Wednesday, July 05, 2006

Fourth of July Special

Apparently, according to our current rulers, freedom isn't indivisible after all, and all men aren't created equal and endowed with certain inalienable rights, if the unitary executive classifies them as enemy combatants. Just thought you'd want to know.

IS ANYTHING AS SUBVERSIVE AS THE CONSTITUTION?
East Valley Tribune, July 2, 2006

Not only did President Bush get put in his place by the Supreme Court’s decision on military tribunals last Thursday but, in an interesting local sidelight, so did Sen. Jon Kyl.


The decision, as ably and rapidly summarized by Marty Lederman, held first, that the president’s authority is subject to statute and treaty, and second, that what Congress does should be construed to comply with the international laws of war.

That these ideas are controversial shows how far we’ve come in so short a time. The president’s conduct is subject to existing law. The president is not above the law, and can’t ignore existing statutes and treaties.

This is apparently subversive stuff. So-called “conservatives” claimed that 9/11 changed everything, including the Constitution, or our government of laws, not men. They argued that fighting the war on terror required ignoring, or superseding, or impliedly overturning statutes, treaties, and the laws of war. The president has the power to detain anyone -- aliens, U.S. citizens, doesn’t matter -- indefinitely and never bring them to trial, and needn’t disclose any of the “evidence” because of national security. Could be you, could be anyone, because we have to trust the president -- even President Hillary Clinton.

This “inherent power” stuff came along a few years too late (or, for Hillary, too early). If only Bill Clinton had argued that he had the inherent Article II power to fool around with an intern and nobody -- not Congress, the courts, and certainly not The New York Times -- had any right to question him. See, it’s the Republicans’ lawyers who really are willing to say anything.

The Supreme Court also has ended the sickening debate over exactly how outrageously we can treat detainees without “torturing” them -- because we may waterboard, or keep men in cells the size of filing cabinets for three days, but we only fake drownings and don’t keep them locked up for five days. That would be “torture,” and President Bush says we don’t “torture.” But the Court said that the Geneva Convention applies, even in this amorphous “war” fought through tax cuts, keeping Terri Schiavo on life support, and banning gay marriage.

Imagine that. The United States can’t inflict “cruel treatment and torture,” or “outrages upon personal dignity,” or “humiliating and degrading treatment.” That’s almost un-American, isn’t it? It’s judicial activism at its worst, insisting that the president is not above the law. How does the Supreme Court expect us to win the War on Terror if we can’t sell our souls?

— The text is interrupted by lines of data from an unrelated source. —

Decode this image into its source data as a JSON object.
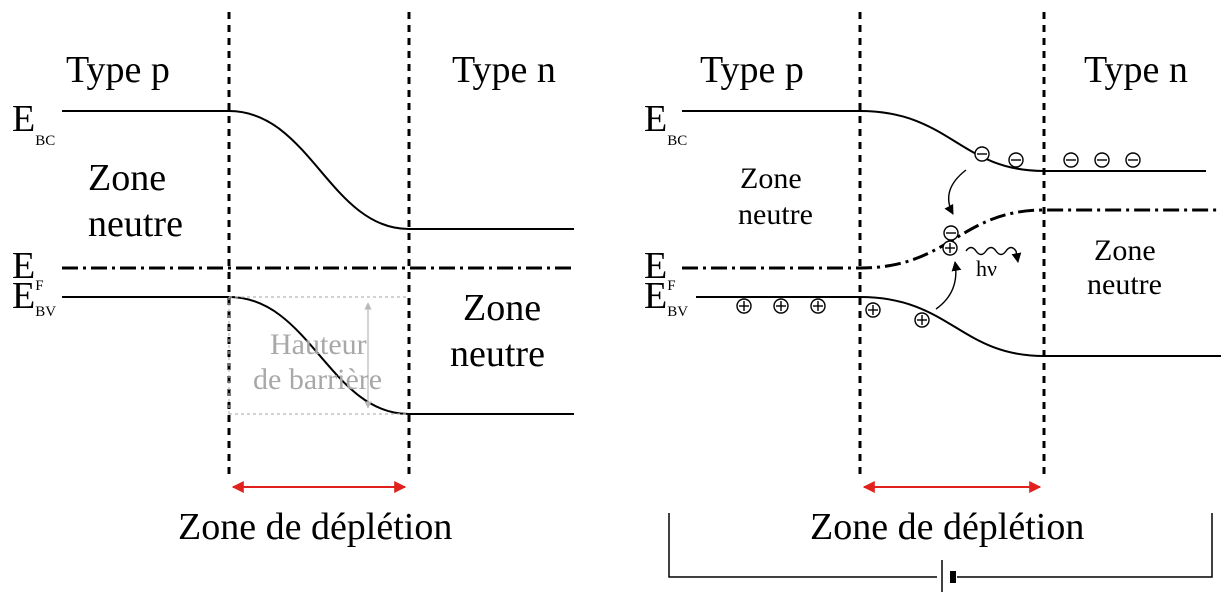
{
  "left_panel": {
    "type_p": "Type p",
    "type_n": "Type n",
    "ebc_main": "E",
    "ebc_sub": "BC",
    "ef_main": "E",
    "ef_sub": "F",
    "ebv_main": "E",
    "ebv_sub": "BV",
    "zone_neutre_p_line1": "Zone",
    "zone_neutre_p_line2": "neutre",
    "zone_neutre_n_line1": "Zone",
    "zone_neutre_n_line2": "neutre",
    "barrier_line1": "Hauteur",
    "barrier_line2": "de barrière",
    "depletion_label": "Zone de déplétion"
  },
  "right_panel": {
    "type_p": "Type p",
    "type_n": "Type n",
    "ebc_main": "E",
    "ebc_sub": "BC",
    "ef_main": "E",
    "ef_sub": "F",
    "ebv_main": "E",
    "ebv_sub": "BV",
    "zone_neutre_p_line1": "Zone",
    "zone_neutre_p_line2": "neutre",
    "zone_neutre_n_line1": "Zone",
    "zone_neutre_n_line2": "neutre",
    "photon_label": "hν",
    "depletion_label": "Zone de déplétion"
  },
  "colors": {
    "depletion_arrow": "#e0211d",
    "barrier_text": "#a8a8a8"
  }
}
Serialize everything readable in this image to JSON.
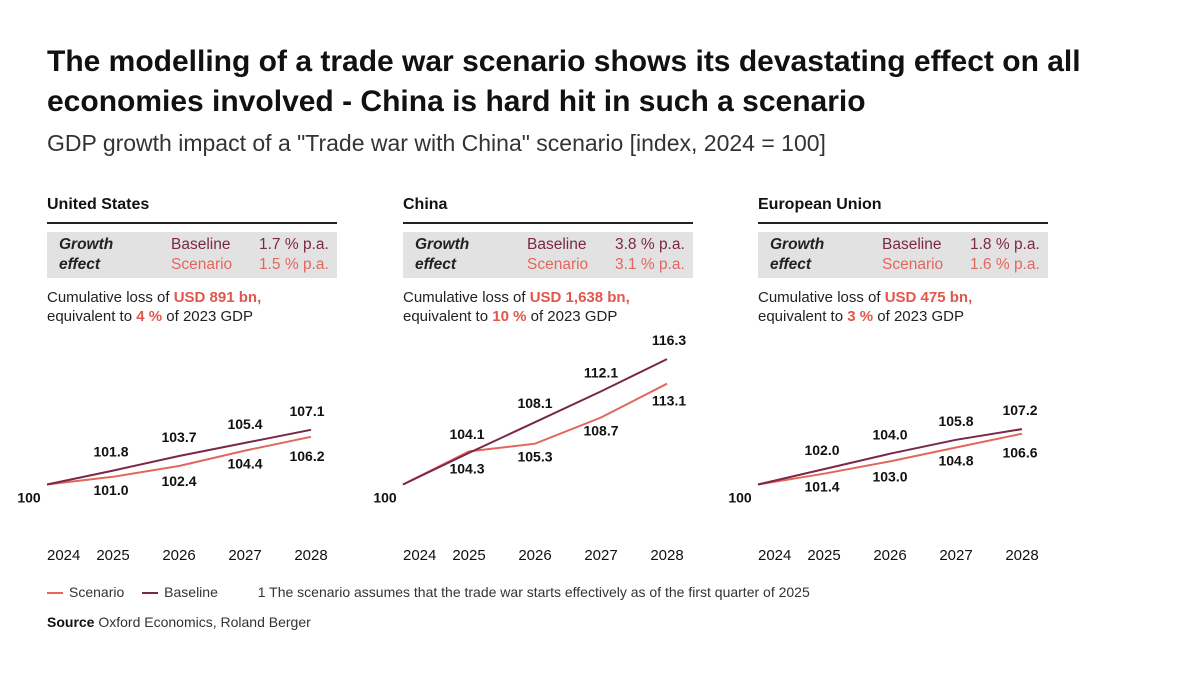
{
  "title": "The modelling of a trade war scenario shows its devastating effect on all economies involved - China is hard hit in such a scenario",
  "subtitle": "GDP growth impact of a \"Trade war with China\" scenario [index, 2024 = 100]",
  "growth_effect_label": "Growth effect",
  "colors": {
    "baseline": "#7b2747",
    "scenario": "#e2675e",
    "highlight": "#e2564b"
  },
  "chart_data": [
    {
      "type": "line",
      "title": "United States",
      "x": [
        "2024",
        "2025",
        "2026",
        "2027",
        "2028"
      ],
      "ylim": [
        92,
        118
      ],
      "series": [
        {
          "name": "Baseline",
          "values": [
            100,
            101.8,
            103.7,
            105.4,
            107.1
          ]
        },
        {
          "name": "Scenario",
          "values": [
            100,
            101.0,
            102.4,
            104.4,
            106.2
          ]
        }
      ],
      "growth": {
        "baseline_label": "Baseline",
        "baseline_rate": "1.7 % p.a.",
        "scenario_label": "Scenario",
        "scenario_rate": "1.5 % p.a."
      },
      "loss": {
        "prefix": "Cumulative loss of ",
        "amount": "USD 891 bn,",
        "line2_prefix": "equivalent to ",
        "pct": "4 %",
        "suffix": " of 2023 GDP"
      }
    },
    {
      "type": "line",
      "title": "China",
      "x": [
        "2024",
        "2025",
        "2026",
        "2027",
        "2028"
      ],
      "ylim": [
        92,
        118
      ],
      "series": [
        {
          "name": "Baseline",
          "values": [
            100,
            104.1,
            108.1,
            112.1,
            116.3
          ]
        },
        {
          "name": "Scenario",
          "values": [
            100,
            104.3,
            105.3,
            108.7,
            113.1
          ]
        }
      ],
      "growth": {
        "baseline_label": "Baseline",
        "baseline_rate": "3.8 % p.a.",
        "scenario_label": "Scenario",
        "scenario_rate": "3.1 % p.a."
      },
      "loss": {
        "prefix": "Cumulative loss of ",
        "amount": "USD 1,638 bn,",
        "line2_prefix": "equivalent to ",
        "pct": "10 %",
        "suffix": " of 2023 GDP"
      }
    },
    {
      "type": "line",
      "title": "European Union",
      "x": [
        "2024",
        "2025",
        "2026",
        "2027",
        "2028"
      ],
      "ylim": [
        92,
        118
      ],
      "series": [
        {
          "name": "Baseline",
          "values": [
            100,
            102.0,
            104.0,
            105.8,
            107.2
          ]
        },
        {
          "name": "Scenario",
          "values": [
            100,
            101.4,
            103.0,
            104.8,
            106.6
          ]
        }
      ],
      "growth": {
        "baseline_label": "Baseline",
        "baseline_rate": "1.8 % p.a.",
        "scenario_label": "Scenario",
        "scenario_rate": "1.6 % p.a."
      },
      "loss": {
        "prefix": "Cumulative loss of ",
        "amount": "USD 475 bn,",
        "line2_prefix": "equivalent to ",
        "pct": "3 %",
        "suffix": " of 2023 GDP"
      }
    }
  ],
  "legend": {
    "scenario": "Scenario",
    "baseline": "Baseline"
  },
  "footnote": "1 The scenario assumes that the trade war starts effectively as of the first quarter of 2025",
  "source": {
    "label": "Source",
    "text": " Oxford Economics, Roland Berger"
  }
}
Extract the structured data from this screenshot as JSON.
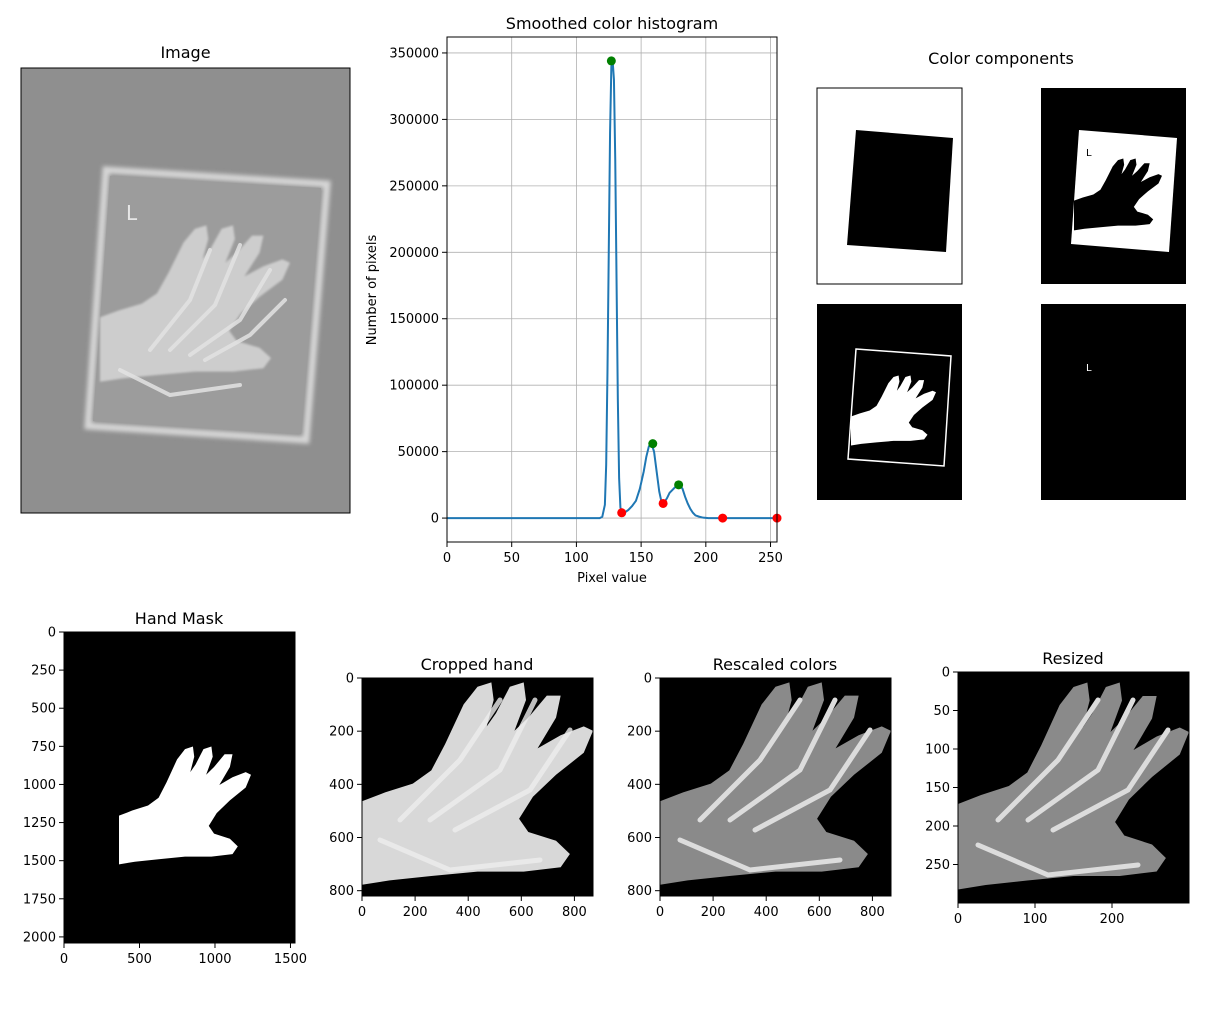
{
  "panels": {
    "image": {
      "title": "Image"
    },
    "components": {
      "title": "Color components",
      "marker_text": "L"
    },
    "mask": {
      "title": "Hand Mask"
    },
    "cropped": {
      "title": "Cropped hand"
    },
    "rescaled": {
      "title": "Rescaled colors"
    },
    "resized": {
      "title": "Resized"
    }
  },
  "chart_data": [
    {
      "type": "line",
      "title": "Smoothed color histogram",
      "xlabel": "Pixel value",
      "ylabel": "Number of pixels",
      "xlim": [
        0,
        255
      ],
      "ylim": [
        -18000,
        362000
      ],
      "xticks": [
        0,
        50,
        100,
        150,
        200,
        250
      ],
      "yticks": [
        0,
        50000,
        100000,
        150000,
        200000,
        250000,
        300000,
        350000
      ],
      "grid": true,
      "line_color": "#1f77b4",
      "series": [
        {
          "x": [
            0,
            100,
            118,
            120,
            122,
            123,
            124,
            125,
            126,
            127,
            128,
            129,
            130,
            131,
            132,
            133,
            134,
            135,
            137,
            140,
            143,
            146,
            149,
            152,
            154,
            156,
            158,
            160,
            162,
            164,
            166,
            168,
            170,
            172,
            174,
            176,
            178,
            180,
            182,
            184,
            186,
            188,
            190,
            192,
            195,
            198,
            202,
            206,
            212,
            220,
            240,
            255
          ],
          "y": [
            0,
            0,
            0,
            1000,
            10000,
            40000,
            110000,
            200000,
            290000,
            340000,
            344000,
            330000,
            270000,
            180000,
            90000,
            30000,
            8000,
            4000,
            4000,
            6000,
            9000,
            13000,
            22000,
            35000,
            46000,
            54000,
            56000,
            50000,
            35000,
            20000,
            11000,
            12000,
            15000,
            19000,
            21000,
            23000,
            25000,
            25000,
            22000,
            16000,
            11000,
            7000,
            4000,
            2000,
            1000,
            300,
            0,
            0,
            0,
            0,
            0,
            0
          ]
        }
      ],
      "peaks": {
        "color": "#008000",
        "points": [
          [
            127,
            344000
          ],
          [
            159,
            56000
          ],
          [
            179,
            25000
          ]
        ]
      },
      "valleys": {
        "color": "#ff0000",
        "points": [
          [
            135,
            4000
          ],
          [
            167,
            11000
          ],
          [
            213,
            0
          ],
          [
            255,
            0
          ]
        ]
      }
    },
    {
      "type": "image",
      "title": "Hand Mask",
      "xlim": [
        0,
        1530
      ],
      "ylim": [
        2040,
        0
      ],
      "xticks": [
        0,
        500,
        1000,
        1500
      ],
      "yticks": [
        0,
        250,
        500,
        750,
        1000,
        1250,
        1500,
        1750,
        2000
      ]
    },
    {
      "type": "image",
      "title": "Cropped hand",
      "xlim": [
        0,
        870
      ],
      "ylim": [
        820,
        0
      ],
      "xticks": [
        0,
        200,
        400,
        600,
        800
      ],
      "yticks": [
        0,
        200,
        400,
        600,
        800
      ]
    },
    {
      "type": "image",
      "title": "Rescaled colors",
      "xlim": [
        0,
        870
      ],
      "ylim": [
        820,
        0
      ],
      "xticks": [
        0,
        200,
        400,
        600,
        800
      ],
      "yticks": [
        0,
        200,
        400,
        600,
        800
      ]
    },
    {
      "type": "image",
      "title": "Resized",
      "xlim": [
        0,
        300
      ],
      "ylim": [
        300,
        0
      ],
      "xticks": [
        0,
        100,
        200
      ],
      "yticks": [
        0,
        50,
        100,
        150,
        200,
        250
      ]
    }
  ]
}
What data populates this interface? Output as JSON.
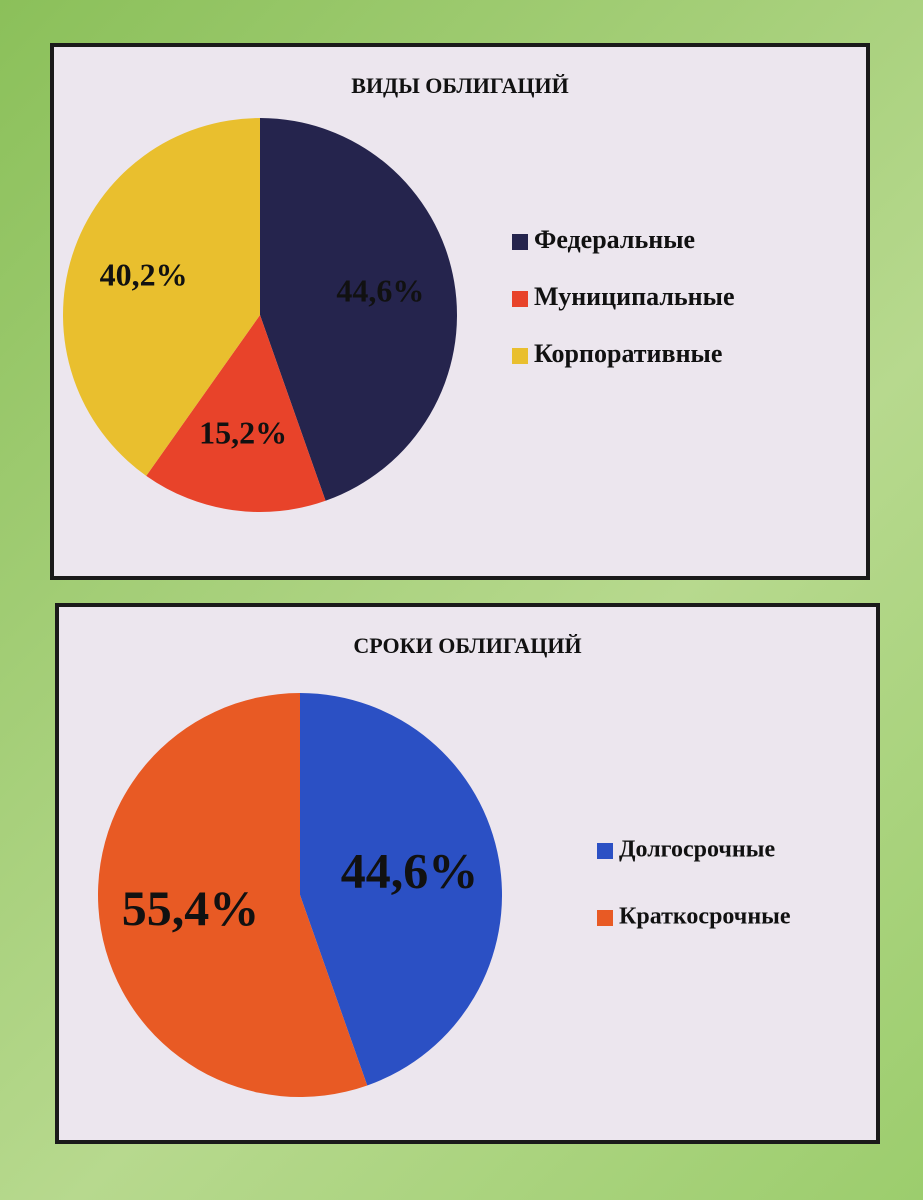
{
  "chart_data": [
    {
      "type": "pie",
      "title": "ВИДЫ ОБЛИГАЦИЙ",
      "categories": [
        "Федеральные",
        "Муниципальные",
        "Корпоративные"
      ],
      "values": [
        44.6,
        15.2,
        40.2
      ],
      "value_labels": [
        "44,6%",
        "15,2%",
        "40,2%"
      ],
      "colors": [
        "#25244d",
        "#e8432a",
        "#e9bf2e"
      ],
      "legend": "right"
    },
    {
      "type": "pie",
      "title": "СРОКИ ОБЛИГАЦИЙ",
      "categories": [
        "Долгосрочные",
        "Краткосрочные"
      ],
      "values": [
        44.6,
        55.4
      ],
      "value_labels": [
        "44,6%",
        "55,4%"
      ],
      "colors": [
        "#2b50c4",
        "#e85a24"
      ],
      "legend": "right"
    }
  ]
}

As for our junior senator’s little role in Hamdan, it’s in an understated footnote. The Court had to determine if Congress, in late 2005, had taken away jurisdiction over pending habeas cases. Trying to set up that argument (which wasn’t clear in the bill itself), Kyl and Lindsay Graham (R-Ga.) inserted a scripted “debate” into the Congressional Record, complete with supposedly live interjections. (Kyl claims to say at one point, “I see that we are nearing the end of our allotted time,” and another senator’s statement begins, “If I might interrupt.”)

There’s only one problem -- the entire exchange never happened. (Hat tip: Emily Bazelon in Slate, here and here.) It’s not on the C-SPAN tape and instead was a written script inserted into the Record after the vote. But Kyl didn’t have the text marked as having been inserted after the fact -- and then tried to pretend to the Court that meant it was live.

In his amicus brief to the Court, Kyl stated that “the Congressional Record is presumed to reflect live debate except when the statements therein are followed by a bullet…or are underlined.” (Italics in original) His brief then discusses the scripted, after-the-fact written statement as if it had been live. Kyl forgot to mention that the Senate’s bullet-or-underlining business is strictly discretionary. It’s the honor system, but Kyl came up a bit short in the honor department, and it’s there for posterity in footnote 10.

Jon Kyl accomplished something few politicians can do. He was able to lie -- without his lips moving.